One of soccer’s highest honors as a manager is to have a style of play named after you. Only the likes of Wenger and Guardiola, along with a few other elite football geniuses, have had their style implemented into the tactical scrapbook of football history.

So, what makes longtime face of Arsenal Arsene Wenger’s “Wengerball” so special? During Wenger’s tenure, which despite facing some ups and downs in his final years at the club, Arsenal achieved great things. Wenger, while managing the most games in Premier League history (he leads the legendary Sir Alex Ferguson of Manchester United), led Arsenal to three title winning seasons, one of which Wenger’s side went unbeaten, earning the only gold tinted trophy in Premier League history (the unbeaten streak continued into the following season, totaling 49 matches), 7 Football Association (FA) Cups, among other trophies, and guaranteed not only 19 years of Champions League, but over 15 years of reaching the prestigious tournament’s knockout stage. So, one of the reasons Wengerball was so special was because of how successful it was.

Win or lose, Wengerball was also special because at its best, it drew feelings of pleasure, joy, and awe from those watching. A modified version of Pep Guardiola’s tiki-taka seen at Barcelona, the goal of Wengerball is to basically find the prettiest way to build up to a goal, normally consisting of tight, intricate, one-touch passing finding many of the eleven players on the pitch. These sequences can last a whole minute, with 45 seconds of cautious possession suddenly leading to a few seconds of footballing genius.

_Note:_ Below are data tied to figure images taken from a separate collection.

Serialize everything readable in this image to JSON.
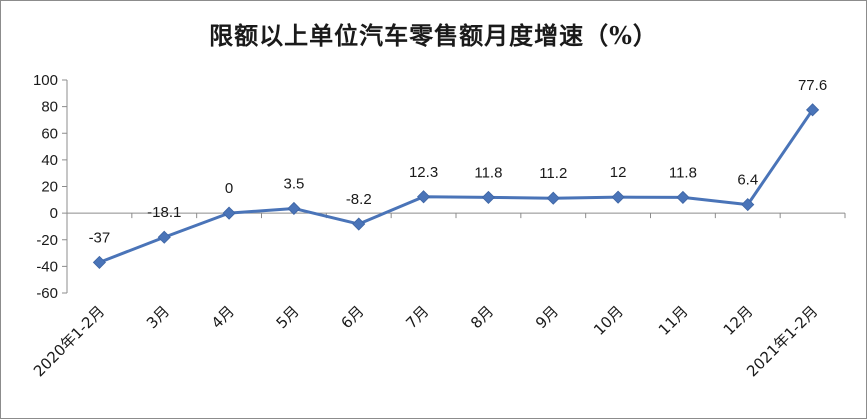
{
  "chart_data": {
    "type": "line",
    "title": "限额以上单位汽车零售额月度增速（%）",
    "xlabel": "",
    "ylabel": "",
    "categories": [
      "2020年1-2月",
      "3月",
      "4月",
      "5月",
      "6月",
      "7月",
      "8月",
      "9月",
      "10月",
      "11月",
      "12月",
      "2021年1-2月"
    ],
    "series": [
      {
        "values": [
          -37,
          -18.1,
          0,
          3.5,
          -8.2,
          12.3,
          11.8,
          11.2,
          12,
          11.8,
          6.4,
          77.6
        ],
        "labels": [
          "-37",
          "-18.1",
          "0",
          "3.5",
          "-8.2",
          "12.3",
          "11.8",
          "11.2",
          "12",
          "11.8",
          "6.4",
          "77.6"
        ]
      }
    ],
    "ylim": [
      -60,
      100
    ],
    "yticks": [
      100,
      80,
      60,
      40,
      20,
      0,
      -20,
      -40,
      -60
    ],
    "grid": false,
    "legend": "none",
    "colors": {
      "line": "#4a74b8",
      "marker": "#4a74b8",
      "axis": "#8c8c8c"
    }
  }
}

It didn’t matter who Arsenal was up against or what was at stake – the best instances of Wengerball would be cemented in the minds of Arsenal fans and other football enthusiasts. In one memorable display, which featured a low-profile matchup against Premier League bottom feeders Norwich City, one of the most sensational buildups in Arsenal and maybe English football history jolted the spectators from their seats. In the eighteenth minute of play, still a 0-0 game, the Arsenal trio of Cazorla, Wilshere, and Giroud found themselves just outside the top of the box, with a mass of 7 Norwich defenders around. The smartest course of action was to turn around and recycle the move, because the odds of creating any chance was slim. But Jack Wilshere had other ideas and laid a pass off to Cazorla outside the box, and then started a darting run through the yellow sea of Norwich players. Cazorla then found the target man Giroud. This is where the magic happened. Giroud, deciding not to take an extra touch, flicked the ball back to the route of Wilshere, who had continued his run. The pass from Giroud was a bit behind the darting Englishman, so Wilshere somehow had the awareness to flick the ball back to Giroud, who at that moment had amassed half of the Norwich side around him. Yet, the ball reached Giroud, and he found Wilshere in space behind the back line and dinked the ball through the cracks of the yellow wall. To put the icing on the cake, Wilshere coolly continued the one-touch theme, and finished a one-touch right-footed shot, which rolled slowly enough for the Norwich keeper to watch hopelessly, and for the Norwich team to look around and wonder what magic spell they had just been under, even if it was only for about 4 seconds.